Nonostante le mille difficoltà incontrate, i certosini svolsero comunque un ruolo fondamentale per la vita
dell’Alta Valle e non solo nell’ambito spirituale e culturale. Essi infatti contribuirono allo sviluppo
dell’agricoltura e della pastorizia, organizzarono la rete viaria, a partire dall’attuale carrozzabile da
San Bartolomeo, e furono gli artefici della nascita di nuovi borghi e comunità quali Pradeboni, Vigna e
San Bartolomeo della Certosa. Determinante, infine, fu la loro opera di salvaguardia dell’importante
patrimonio boschivo, oggi parte del Parco Naturale dell’Alta Valle Pesio e Tanaro, una delle aree gestite
dall’Ente Parco del Marguareis.
La Certosa di Santa Maria, sepolta nel verde delle foreste di faggi e castagni che la circondano, nel suo
isolamento montano regala al visitatore quella sensazione di solitudine che eleva lo spirito fino al contatto
col sacro che i frati certosini ricercarono in quei luoghi. Il complesso, che compare quasi improvviso sulla
destra orografica del Pesio, è ricco di elementi artistici e architettonici nonostante le spogliazioni subite
nel corso dei secoli.
Chiesa inferiore
In primo luogo la facciata, col monumentale portale settecentesco e il porticato in stile barocco che lo
sovrasta. Il complesso si compone poi di numerose costruzioni variamente articolate intorno al Grande Chiostro,
di origine cinquecentesca e più volte rimaneggiato nel secoli successivi fino all`800. Aperto su un lato
verso la montagna, lungo i 250 metri di porticato sorretto da colonnine in stile romanico si aprivano le celle
dei monaci composte da un’umile stanza, una piccola cantina e un orticello col pozzo. Dal Grande Chiostro si
accede alla cappella del Priore, un piccolo locale con affreschi settecenteschi.
Chiesa superiore
Oltre al Piccolo Chiostro, primitiva costruzione della Certosa, si segnala poi la Chiesa superiore costruita
a fine `500 su un preesistente edificio del 1175, che era un vero gioiello ricco di scanni intagliati, stucchi
e pitture, molti dei quali andati perduti o trafugati. E ancora lo scalone d’ingresso, opera dell’architetto
della Corte di Savoia Giovenale Boetto, oltre ai numerosi pregevoli affreschi che si trovano in diversi punti
del complesso, alcuni dei quali sono opera di pittori famosi come Antonio Parentano e del fiammingo Jean Claret.

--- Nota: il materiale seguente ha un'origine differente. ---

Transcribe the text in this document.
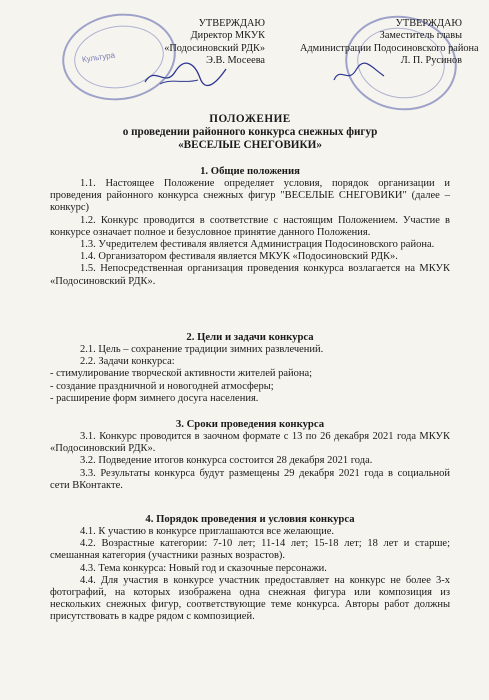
Культура
УТВЕРЖДАЮ
Директор МКУК
«Подосиновский РДК»
Э.В. Мосеева
УТВЕРЖДАЮ
Заместитель главы
Администрации Подосиновского района
Л. П. Русинов
ПОЛОЖЕНИЕ
о проведении районного конкурса снежных фигур
«ВЕСЕЛЫЕ СНЕГОВИКИ»
1. Общие положения

1.1. Настоящее Положение определяет условия, порядок организации и проведения районного конкурса снежных фигур "ВЕСЕЛЫЕ СНЕГОВИКИ" (далее – конкурс)

1.2. Конкурс проводится в соответствие с настоящим Положением. Участие в конкурсе означает полное и безусловное принятие данного Положения.

1.3. Учредителем фестиваля является Администрация Подосиновского района.

1.4. Организатором фестиваля является МКУК «Подосиновский РДК».

1.5. Непосредственная организация проведения конкурса возлагается на МКУК «Подосиновский РДК».

2. Цели и задачи конкурса

2.1. Цель – сохранение традиции зимних развлечений.

2.2. Задачи конкурса:

- стимулирование творческой активности жителей района;

- создание праздничной и новогодней атмосферы;

- расширение форм зимнего досуга населения.

3. Сроки проведения конкурса

3.1. Конкурс проводится в заочном формате с 13 по 26 декабря 2021 года МКУК «Подосиновский РДК».

3.2. Подведение итогов конкурса состоится 28 декабря 2021 года.

3.3. Результаты конкурса будут размещены 29 декабря 2021 года в социальной сети ВКонтакте.

4. Порядок проведения и условия конкурса

4.1. К участию в конкурсе приглашаются все желающие.

4.2. Возрастные категории: 7-10 лет; 11-14 лет; 15-18 лет; 18 лет и старше; смешанная категория (участники разных возрастов).

4.3. Тема конкурса: Новый год и сказочные персонажи.

4.4. Для участия в конкурсе участник предоставляет на конкурс не более 3-х фотографий, на которых изображена одна снежная фигура или композиция из нескольких снежных фигур, соответствующие теме конкурса. Авторы работ должны присутствовать в кадре рядом с композицией.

Accesso: La Certosa di Pesio si raggiunge da Cuneo con la statale n. 564 seguendo, all’altezza di Beinette,
la deviazione per il Parco dell’Alta Valle Pesio. La Certosa si trova una decina di chilometri dopo l’abitato di
Chiusa Pesio.
Dall’Autostrada A 6, Torino-Savona, si esce invece a Mondovì seguendo poi le indicazioni per Chiusa Pesio che dista
circa 15 chilometri.
Orari di visita della Certosa: tutti i giorni 9 – 12 e 14,30 – 18. Tel. 0171/738123.
l’Ecomuseo dei Certosini in valle Pesio
L’Ecomuseo dei Certosini nella Valle Pesio è nato con l’intento di ripercorrere le tappe più importanti della
presenza dei religiosi in valle e documentare la storia degli insediamenti, con unl’attenzione particolare
all’ambiente e al rapporto con la comunità locale.
Oltre alla Certosa di Pesio sono oggi visitabili altri tre punti significativi: la chiesa della Correria, di cui si è
detto nel testo, la Grangia del Castellar e la Fornace per la calce della Roccarina.
I ruderi della Grangia del Castellar sorgono su un poggio raggiungibile a piedi in 15 minuti lungo una strada
sterrata che si trova poco a monte dell’abitato di Chiusa Pesio. Alla fine dell’abitato, superata la sede del
Parco naturale, si apre il parcheggio dove una bacheca fornisce le indicazioni per raggiungere i resti.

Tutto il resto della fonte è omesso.